In the absence of vaccine or other pharmaceutical interventions (i.e. antiviral treatment or prophylaxis), social distancing measures, including school closures and cancellation of large public gatherings, are an effective strategy for controlling influenza transmission [Reference Bootsma and Ferguson42, Reference Hatchett, Mecher and Lipsitch43]. Models suggest that school closures would act synergistically with other control interventions [Reference Gojovic44]. Closures were implemented in Mexico and other jurisdictions early in the pandemic [45, Reference Shetty46], but school closures were not widely adopted due to their high economic costs and disruptive nature.
Finally, as might be expected given pH1N1's propensity to spread in susceptible populations, summer camps, which have large groups of children and young adults in close contact, were also observed to be hotspots for pH1N1 [Reference Lewin47]. In the northern hemisphere, continued spread of pH1N1 during the summer months, when influenza activity generally declines, was a surprising phenomenon.
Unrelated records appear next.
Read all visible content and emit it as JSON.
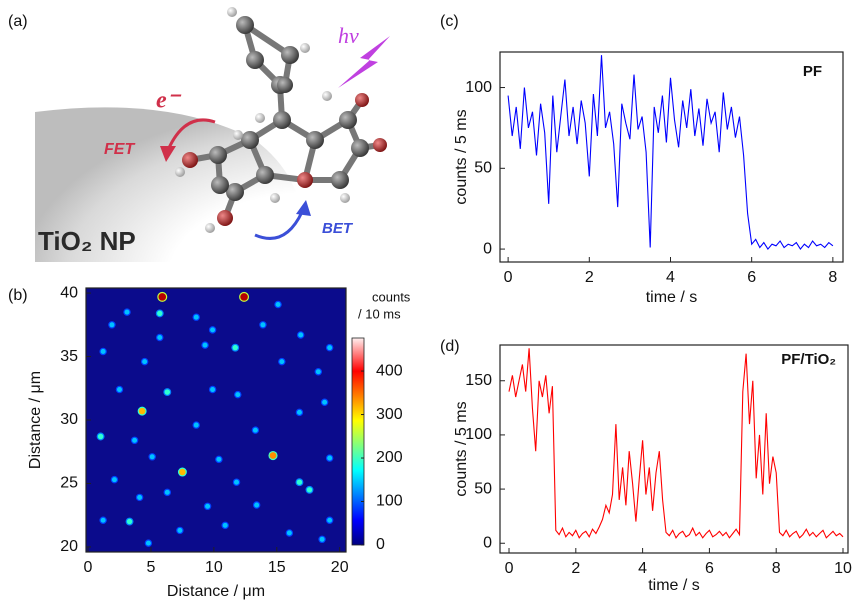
{
  "diagram": {
    "panel_label": "(a)",
    "photon": "hν",
    "electron": "e⁻",
    "fet": "FET",
    "bet": "BET",
    "nanoparticle": "TiO₂ NP"
  },
  "chart_data": [
    {
      "type": "heatmap",
      "panel_label": "(b)",
      "x_label": "Distance / μm",
      "y_label": "Distance / μm",
      "colorbar_label": [
        "counts",
        "/ 10 ms"
      ],
      "xlim": [
        -0.16,
        20.5
      ],
      "ylim": [
        19.6,
        40.4
      ],
      "xticks": [
        0,
        5,
        10,
        15,
        20
      ],
      "yticks": [
        20,
        25,
        30,
        35,
        40
      ],
      "clim": [
        0,
        476
      ],
      "colorbar_ticks": [
        0,
        100,
        200,
        300,
        400
      ],
      "background": "#0b0b8c",
      "x": [
        5.9,
        12.4,
        5.7,
        3.1,
        15.1,
        8.6,
        1.9,
        13.9,
        9.9,
        11.7,
        9.3,
        5.7,
        4.5,
        1.2,
        19.2,
        16.9,
        18.3,
        15.4,
        4.3,
        2.5,
        6.3,
        9.9,
        11.9,
        16.8,
        18.8,
        1.0,
        3.7,
        8.6,
        13.3,
        7.5,
        14.7,
        5.1,
        10.4,
        19.2,
        2.1,
        11.8,
        16.8,
        17.6,
        6.3,
        4.1,
        9.5,
        13.4,
        1.2,
        3.3,
        7.3,
        10.9,
        16.0,
        19.2,
        18.6,
        4.8
      ],
      "values": [
        39.7,
        39.7,
        38.4,
        38.5,
        39.1,
        38.1,
        37.5,
        37.5,
        37.1,
        35.7,
        35.9,
        36.5,
        34.6,
        35.4,
        35.7,
        36.7,
        33.8,
        34.6,
        30.7,
        32.4,
        32.2,
        32.4,
        32.0,
        30.6,
        31.4,
        28.7,
        28.4,
        29.6,
        29.2,
        25.9,
        27.2,
        27.1,
        26.9,
        27.0,
        25.3,
        25.1,
        25.1,
        24.5,
        24.3,
        23.9,
        23.2,
        23.3,
        22.1,
        22.0,
        21.3,
        21.7,
        21.1,
        22.1,
        20.6,
        20.3
      ],
      "intensity": [
        450,
        450,
        200,
        150,
        150,
        150,
        150,
        150,
        150,
        200,
        150,
        150,
        150,
        150,
        150,
        150,
        150,
        150,
        330,
        150,
        200,
        150,
        150,
        150,
        150,
        200,
        150,
        150,
        150,
        330,
        350,
        150,
        150,
        150,
        150,
        150,
        200,
        200,
        150,
        150,
        150,
        150,
        150,
        200,
        150,
        150,
        150,
        150,
        150,
        150
      ]
    },
    {
      "type": "line",
      "panel_label": "(c)",
      "annotation": "PF",
      "x_label": "time / s",
      "y_label": "counts / 5 ms",
      "color": "#0000ff",
      "xlim": [
        -0.2,
        8.25
      ],
      "ylim": [
        -8,
        122
      ],
      "xticks": [
        0,
        2,
        4,
        6,
        8
      ],
      "yticks": [
        0,
        50,
        100
      ],
      "x": [
        0,
        0.1,
        0.2,
        0.3,
        0.4,
        0.5,
        0.6,
        0.7,
        0.8,
        0.9,
        1.0,
        1.1,
        1.2,
        1.3,
        1.4,
        1.5,
        1.6,
        1.7,
        1.8,
        1.9,
        2.0,
        2.1,
        2.2,
        2.3,
        2.4,
        2.5,
        2.6,
        2.7,
        2.8,
        2.9,
        3.0,
        3.1,
        3.2,
        3.3,
        3.4,
        3.5,
        3.6,
        3.7,
        3.8,
        3.9,
        4.0,
        4.1,
        4.2,
        4.3,
        4.4,
        4.5,
        4.6,
        4.7,
        4.8,
        4.9,
        5.0,
        5.1,
        5.2,
        5.3,
        5.4,
        5.5,
        5.6,
        5.7,
        5.8,
        5.9,
        6.0,
        6.1,
        6.2,
        6.3,
        6.4,
        6.5,
        6.6,
        6.7,
        6.8,
        6.9,
        7.0,
        7.1,
        7.2,
        7.3,
        7.4,
        7.5,
        7.6,
        7.7,
        7.8,
        7.9,
        8.0
      ],
      "values": [
        95,
        70,
        88,
        62,
        100,
        75,
        85,
        58,
        90,
        72,
        28,
        95,
        60,
        83,
        105,
        70,
        88,
        65,
        92,
        78,
        45,
        96,
        70,
        120,
        75,
        85,
        65,
        26,
        90,
        78,
        68,
        108,
        74,
        82,
        60,
        1,
        88,
        72,
        95,
        66,
        106,
        80,
        63,
        92,
        75,
        99,
        70,
        87,
        64,
        93,
        78,
        85,
        60,
        97,
        74,
        88,
        69,
        82,
        58,
        22,
        3,
        6,
        1,
        4,
        0,
        3,
        2,
        5,
        1,
        3,
        2,
        4,
        0,
        3,
        1,
        5,
        2,
        3,
        1,
        4,
        2
      ]
    },
    {
      "type": "line",
      "panel_label": "(d)",
      "annotation": "PF/TiO₂",
      "x_label": "time / s",
      "y_label": "counts / 5 ms",
      "color": "#ff0000",
      "xlim": [
        -0.27,
        10.15
      ],
      "ylim": [
        -9,
        183
      ],
      "xticks": [
        0,
        2,
        4,
        6,
        8,
        10
      ],
      "yticks": [
        0,
        50,
        100,
        150
      ],
      "x": [
        0,
        0.1,
        0.2,
        0.3,
        0.4,
        0.5,
        0.6,
        0.7,
        0.8,
        0.9,
        1.0,
        1.1,
        1.2,
        1.3,
        1.4,
        1.5,
        1.6,
        1.7,
        1.8,
        1.9,
        2.0,
        2.1,
        2.2,
        2.3,
        2.4,
        2.5,
        2.6,
        2.7,
        2.8,
        2.9,
        3.0,
        3.1,
        3.2,
        3.3,
        3.4,
        3.5,
        3.6,
        3.7,
        3.8,
        3.9,
        4.0,
        4.1,
        4.2,
        4.3,
        4.4,
        4.5,
        4.6,
        4.7,
        4.8,
        4.9,
        5.0,
        5.1,
        5.2,
        5.3,
        5.4,
        5.5,
        5.6,
        5.7,
        5.8,
        5.9,
        6.0,
        6.1,
        6.2,
        6.3,
        6.4,
        6.5,
        6.6,
        6.7,
        6.8,
        6.9,
        7.0,
        7.1,
        7.2,
        7.3,
        7.4,
        7.5,
        7.6,
        7.7,
        7.8,
        7.9,
        8.0,
        8.1,
        8.2,
        8.3,
        8.4,
        8.5,
        8.6,
        8.7,
        8.8,
        8.9,
        9.0,
        9.1,
        9.2,
        9.3,
        9.4,
        9.5,
        9.6,
        9.7,
        9.8,
        9.9,
        10.0
      ],
      "values": [
        140,
        155,
        135,
        150,
        165,
        140,
        180,
        125,
        85,
        150,
        135,
        155,
        120,
        145,
        12,
        8,
        14,
        6,
        10,
        7,
        12,
        5,
        9,
        11,
        6,
        13,
        9,
        15,
        22,
        35,
        28,
        45,
        110,
        40,
        70,
        35,
        85,
        55,
        20,
        60,
        95,
        45,
        70,
        30,
        65,
        85,
        40,
        10,
        7,
        12,
        5,
        9,
        11,
        6,
        8,
        14,
        7,
        10,
        5,
        9,
        12,
        6,
        8,
        11,
        7,
        10,
        5,
        9,
        13,
        8,
        140,
        175,
        110,
        150,
        60,
        100,
        45,
        120,
        55,
        80,
        65,
        10,
        7,
        12,
        6,
        9,
        11,
        5,
        8,
        13,
        7,
        10,
        6,
        9,
        12,
        5,
        8,
        11,
        7,
        9,
        6
      ]
    }
  ]
}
Seasonal oscillation has resulted in an apparent increase in R 0 for pH1N1 in North America in autumn 2009 [Reference Dushoff23], a phenomenon that could be related to either environmental or social phenomena (e.g. reopening of schools and universities closed during the summer).
CONCLUSION
As with previous pandemics, the 2009 emergence of pH1N1 strain has been associated with age-related risks of infection that are distinct from those seen during seasonal influenza epidemics. The dynamics of disease transmission and corresponding public-health planning priorities and intervention strategies will differ depending on the age distribution of cases. As such, we echo the recommendations of Miller and colleagues, who note that rapid assessment of the relationship between age and infection risk needs to be a high priority for research with the emergence of an influenza strain with pandemic potential [Reference Miller9]. More broadly, however, the contrast between age effects in influenza pandemics relative to those seen in seasonal epidemics, may be an important clue into the evolution, dynamics, emergence, and apparent disappearance of influenza strains over time.
DECLARATION OF INTEREST
Dr Fisman has previously received unrestricted research funds from Sanofi-Pasteur Canada, which manufactures influenza vaccines.